Here is the information from another site.



> The rules for this year!
> 
> 
> 1. This is an open event to all who attend.
> ...


Also donations are welcome for the raffle. If you want to donate, PM me and I will get a hold of my friend and let him know what the donation is.

Hope to see you there.


I forgot to put the date in. 2-20-10


----------



## Mudly (Jul 26, 2009)

Here was my original post on IceShanty!bonk

"The Gathering!" Third Annual! Febuary 20th 2010 Higgins Lake!!!!! 
« on: Mar 02, 2009, 10:33 PM » Remove 

--------------------------------------------------------------------------------
Set your calander for this day. We will once again be having a gathering of sportspeople on the ice. We will have time to meet and greet and time to catch the all mighty smelt. Yes those tasty little critters we all know and love. We will have drawings for gifts just as we had at the 2009 outing. More info will be available in december but for now clear your calander for this date and we look forward to seeing you there!

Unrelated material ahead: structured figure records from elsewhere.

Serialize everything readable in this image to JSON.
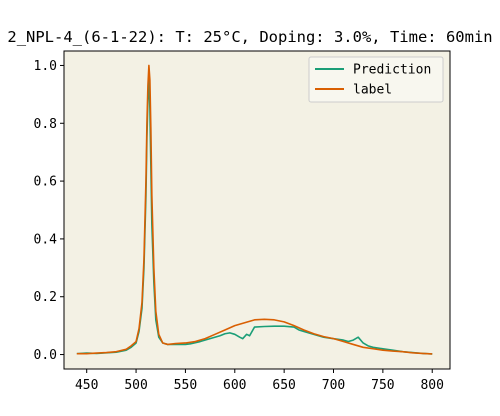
{
  "chart_data": {
    "type": "line",
    "title": "2_NPL-4_(6-1-22): T: 25°C, Doping: 3.0%, Time: 60min",
    "xlabel": "",
    "ylabel": "",
    "xlim": [
      427,
      818
    ],
    "ylim": [
      -0.05,
      1.05
    ],
    "x_ticks": [
      450,
      500,
      550,
      600,
      650,
      700,
      750,
      800
    ],
    "y_ticks": [
      0.0,
      0.2,
      0.4,
      0.6,
      0.8,
      1.0
    ],
    "x_tick_labels": [
      "450",
      "500",
      "550",
      "600",
      "650",
      "700",
      "750",
      "800"
    ],
    "y_tick_labels": [
      "0.0",
      "0.2",
      "0.4",
      "0.6",
      "0.8",
      "1.0"
    ],
    "grid": false,
    "legend_position": "upper right",
    "plot_background": "#f3f1e4",
    "series": [
      {
        "name": "Prediction",
        "color": "#1b9e77",
        "points": [
          [
            440,
            0.003
          ],
          [
            450,
            0.005
          ],
          [
            460,
            0.004
          ],
          [
            470,
            0.006
          ],
          [
            480,
            0.008
          ],
          [
            490,
            0.015
          ],
          [
            495,
            0.025
          ],
          [
            500,
            0.04
          ],
          [
            503,
            0.08
          ],
          [
            506,
            0.16
          ],
          [
            508,
            0.3
          ],
          [
            510,
            0.55
          ],
          [
            511,
            0.75
          ],
          [
            512,
            0.88
          ],
          [
            513,
            0.96
          ],
          [
            514,
            0.85
          ],
          [
            515,
            0.65
          ],
          [
            516,
            0.45
          ],
          [
            518,
            0.25
          ],
          [
            520,
            0.12
          ],
          [
            523,
            0.06
          ],
          [
            527,
            0.04
          ],
          [
            532,
            0.035
          ],
          [
            540,
            0.035
          ],
          [
            550,
            0.035
          ],
          [
            555,
            0.037
          ],
          [
            565,
            0.045
          ],
          [
            575,
            0.055
          ],
          [
            585,
            0.065
          ],
          [
            590,
            0.072
          ],
          [
            595,
            0.075
          ],
          [
            600,
            0.07
          ],
          [
            605,
            0.06
          ],
          [
            608,
            0.055
          ],
          [
            612,
            0.07
          ],
          [
            615,
            0.065
          ],
          [
            620,
            0.095
          ],
          [
            630,
            0.097
          ],
          [
            640,
            0.098
          ],
          [
            650,
            0.098
          ],
          [
            660,
            0.095
          ],
          [
            665,
            0.085
          ],
          [
            670,
            0.08
          ],
          [
            680,
            0.07
          ],
          [
            690,
            0.06
          ],
          [
            700,
            0.055
          ],
          [
            710,
            0.05
          ],
          [
            715,
            0.045
          ],
          [
            720,
            0.05
          ],
          [
            725,
            0.06
          ],
          [
            730,
            0.04
          ],
          [
            735,
            0.03
          ],
          [
            740,
            0.025
          ],
          [
            750,
            0.02
          ],
          [
            760,
            0.015
          ],
          [
            770,
            0.01
          ],
          [
            780,
            0.007
          ],
          [
            790,
            0.004
          ],
          [
            800,
            0.002
          ]
        ]
      },
      {
        "name": "label",
        "color": "#d95f02",
        "points": [
          [
            440,
            0.003
          ],
          [
            450,
            0.003
          ],
          [
            460,
            0.005
          ],
          [
            470,
            0.007
          ],
          [
            480,
            0.01
          ],
          [
            490,
            0.018
          ],
          [
            495,
            0.03
          ],
          [
            500,
            0.045
          ],
          [
            503,
            0.09
          ],
          [
            506,
            0.18
          ],
          [
            508,
            0.33
          ],
          [
            510,
            0.6
          ],
          [
            511,
            0.8
          ],
          [
            512,
            0.93
          ],
          [
            513,
            1.0
          ],
          [
            514,
            0.95
          ],
          [
            515,
            0.78
          ],
          [
            516,
            0.55
          ],
          [
            518,
            0.3
          ],
          [
            520,
            0.15
          ],
          [
            523,
            0.07
          ],
          [
            527,
            0.04
          ],
          [
            532,
            0.035
          ],
          [
            540,
            0.038
          ],
          [
            550,
            0.04
          ],
          [
            560,
            0.045
          ],
          [
            570,
            0.055
          ],
          [
            580,
            0.07
          ],
          [
            590,
            0.085
          ],
          [
            600,
            0.1
          ],
          [
            610,
            0.11
          ],
          [
            620,
            0.12
          ],
          [
            630,
            0.122
          ],
          [
            640,
            0.12
          ],
          [
            650,
            0.113
          ],
          [
            660,
            0.1
          ],
          [
            670,
            0.085
          ],
          [
            680,
            0.072
          ],
          [
            690,
            0.062
          ],
          [
            700,
            0.055
          ],
          [
            710,
            0.045
          ],
          [
            720,
            0.035
          ],
          [
            730,
            0.025
          ],
          [
            740,
            0.02
          ],
          [
            750,
            0.015
          ],
          [
            760,
            0.012
          ],
          [
            770,
            0.01
          ],
          [
            780,
            0.006
          ],
          [
            790,
            0.004
          ],
          [
            800,
            0.002
          ]
        ]
      }
    ]
  }
}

At last years event I had a door prize give away. Just show up and you got a ticket for our prize giveaway. 

Just two weeks before the Event a friend said you should charge for give the tickets and then make a donation to a fishing cause with the money but it was to late as I had already told everyone obout the door prize raffle.

Although I thought it was a great idea.

After some thought, I decided I should put on an event from donations so that I/we can see the benefit of the donations made.

That's where I came up with taking donations to hold a Teach a Kid to Fish event. Where anyone can come and see or help out with teaching kids how to fish and supplying everything that is needed to have a fun filled day of fishing.

I hope to introduce many new young anglers to the sport of fishing. I hope I can reach single moms with sons and those who don't know how to fish with children and itroduce them to fishing with a hands on event.

Many of my freinds have said that they would love to help out teaching the kids.

I have been over welmed with the generosity of companies and sportsman giving to The Gathering this year. I just can't thank sports man enough.

New donations are also welcome and can be given right at the event as most are doing.

As a Thank You for making a monetary donation towards the "Teach a Kid to Fish!" event I am thanking you by giving you a ticket for a drawing of company and individual given items. Some may be used but not used up.

If you just stop by and say Hi you can walk away with a warm heart knowing that you were at the event that will teach a kid to fish.

Thank you 
Mud_n_fun


----------



## Flag Up (Feb 15, 2009)

Mud glad to see you made the migration. Been here for a year or so. This place is not to bad. Several others are around.

Fish Killa


----------